Yes, the law seems to keep extending copyright, mainly for the benefit of corporations such as Disney (who actually used PD songs in their early productions so they wouldn't have to pay royalties) and are really more into extending copyright to preserve the Mouse as their own more than anything (to wit, the Sonny Bono law that extended copyright an additional twenty years).

Public Domain is where creativity and musical derivation flourishes. So I don't understand why we have a system based on the death of a composer rather than a specific period. If you write a song (presumably a hit that others would like to work with) at age 18 and live to be 100, your song remains in in copyright I believe it is now 90 years after death for a period total of 172 years (9 generations hence or until the year 2190 if done today). Contrast that with a patent for 17 years renewable once). Imagine where our technology would be if people could sit on their patents for 150 years just waiting for the highest bidder to buy them out. Think where classical music would be if just now it was entering the public domain.

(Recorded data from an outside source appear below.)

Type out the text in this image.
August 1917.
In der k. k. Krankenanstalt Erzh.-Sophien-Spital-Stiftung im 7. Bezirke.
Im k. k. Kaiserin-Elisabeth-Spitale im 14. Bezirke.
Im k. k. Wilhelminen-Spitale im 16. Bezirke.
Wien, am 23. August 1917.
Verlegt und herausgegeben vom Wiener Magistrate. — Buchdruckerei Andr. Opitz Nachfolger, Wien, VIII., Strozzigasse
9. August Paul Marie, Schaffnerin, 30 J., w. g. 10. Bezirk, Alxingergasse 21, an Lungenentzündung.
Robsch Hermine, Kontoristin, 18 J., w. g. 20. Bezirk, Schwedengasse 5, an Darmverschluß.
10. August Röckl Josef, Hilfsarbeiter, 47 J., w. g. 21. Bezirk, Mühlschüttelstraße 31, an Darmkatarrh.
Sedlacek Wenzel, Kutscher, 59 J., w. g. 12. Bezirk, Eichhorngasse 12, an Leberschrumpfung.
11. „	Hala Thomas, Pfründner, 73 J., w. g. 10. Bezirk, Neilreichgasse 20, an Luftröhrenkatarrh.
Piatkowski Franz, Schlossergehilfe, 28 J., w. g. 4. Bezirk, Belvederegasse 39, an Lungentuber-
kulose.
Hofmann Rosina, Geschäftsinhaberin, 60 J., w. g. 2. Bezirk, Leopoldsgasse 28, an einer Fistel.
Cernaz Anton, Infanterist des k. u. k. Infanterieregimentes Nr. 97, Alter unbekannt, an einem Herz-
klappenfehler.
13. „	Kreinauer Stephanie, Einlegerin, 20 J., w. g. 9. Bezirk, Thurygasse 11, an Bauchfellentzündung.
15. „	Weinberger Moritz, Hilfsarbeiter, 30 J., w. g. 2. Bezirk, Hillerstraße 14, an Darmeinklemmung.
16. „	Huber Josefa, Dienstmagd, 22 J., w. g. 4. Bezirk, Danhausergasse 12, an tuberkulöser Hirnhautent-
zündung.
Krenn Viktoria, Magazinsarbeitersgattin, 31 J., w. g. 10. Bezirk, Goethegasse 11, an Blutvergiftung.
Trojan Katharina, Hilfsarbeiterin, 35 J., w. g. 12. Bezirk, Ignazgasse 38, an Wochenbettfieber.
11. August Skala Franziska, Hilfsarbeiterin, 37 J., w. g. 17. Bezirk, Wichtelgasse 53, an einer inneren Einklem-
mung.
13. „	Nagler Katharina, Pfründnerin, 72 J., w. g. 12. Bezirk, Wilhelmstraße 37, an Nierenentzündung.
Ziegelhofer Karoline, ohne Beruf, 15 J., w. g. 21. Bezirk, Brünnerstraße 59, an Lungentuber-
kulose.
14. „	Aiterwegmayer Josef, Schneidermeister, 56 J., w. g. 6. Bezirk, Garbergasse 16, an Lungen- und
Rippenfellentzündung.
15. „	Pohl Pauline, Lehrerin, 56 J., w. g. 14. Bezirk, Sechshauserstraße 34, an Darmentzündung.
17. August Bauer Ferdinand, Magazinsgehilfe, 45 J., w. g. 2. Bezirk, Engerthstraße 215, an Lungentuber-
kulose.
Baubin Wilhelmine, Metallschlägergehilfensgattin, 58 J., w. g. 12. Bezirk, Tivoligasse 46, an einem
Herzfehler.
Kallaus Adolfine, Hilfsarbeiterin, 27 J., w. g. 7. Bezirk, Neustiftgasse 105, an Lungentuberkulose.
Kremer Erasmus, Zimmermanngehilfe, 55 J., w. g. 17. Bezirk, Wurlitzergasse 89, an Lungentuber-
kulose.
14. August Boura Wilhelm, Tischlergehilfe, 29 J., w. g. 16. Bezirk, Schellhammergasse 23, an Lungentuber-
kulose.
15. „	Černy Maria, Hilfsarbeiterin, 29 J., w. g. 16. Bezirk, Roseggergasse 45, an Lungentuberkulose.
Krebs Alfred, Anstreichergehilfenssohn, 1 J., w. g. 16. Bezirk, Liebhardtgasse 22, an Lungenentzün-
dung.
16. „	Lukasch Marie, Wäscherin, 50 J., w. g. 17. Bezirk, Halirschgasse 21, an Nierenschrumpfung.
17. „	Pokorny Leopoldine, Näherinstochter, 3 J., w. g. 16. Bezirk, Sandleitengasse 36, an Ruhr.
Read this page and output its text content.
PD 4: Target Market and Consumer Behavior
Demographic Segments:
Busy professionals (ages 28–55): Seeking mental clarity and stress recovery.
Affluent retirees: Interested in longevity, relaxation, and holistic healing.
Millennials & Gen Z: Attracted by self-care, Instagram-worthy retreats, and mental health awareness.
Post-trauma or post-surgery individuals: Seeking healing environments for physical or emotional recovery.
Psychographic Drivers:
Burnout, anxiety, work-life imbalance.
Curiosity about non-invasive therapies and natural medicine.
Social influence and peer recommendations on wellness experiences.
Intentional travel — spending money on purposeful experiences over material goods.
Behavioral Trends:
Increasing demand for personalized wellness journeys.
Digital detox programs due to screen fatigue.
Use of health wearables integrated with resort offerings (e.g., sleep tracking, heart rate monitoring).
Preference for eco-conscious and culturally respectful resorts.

The law is the law, and I respect that, but it is really designed for the rich to preserve their riches, not for the regular musician in the creation and variation of music. I'm all for the composer and his family making a buck, but my great grandchildren won't keep getting my retirement pay just because I earned while alive. No, they get a one-time payout (my inheritance). And most songs, I'd guess 99 point something percent, fall into obscurity never to be heard or re-experienced again for the sake of a few people's cash cows. Derivative work is why we have much of the wonderful music we have today, because copyright was not previously for essentially an eternity.

My $0.02 worth. You don't have to agree and please, no flames, just disagree.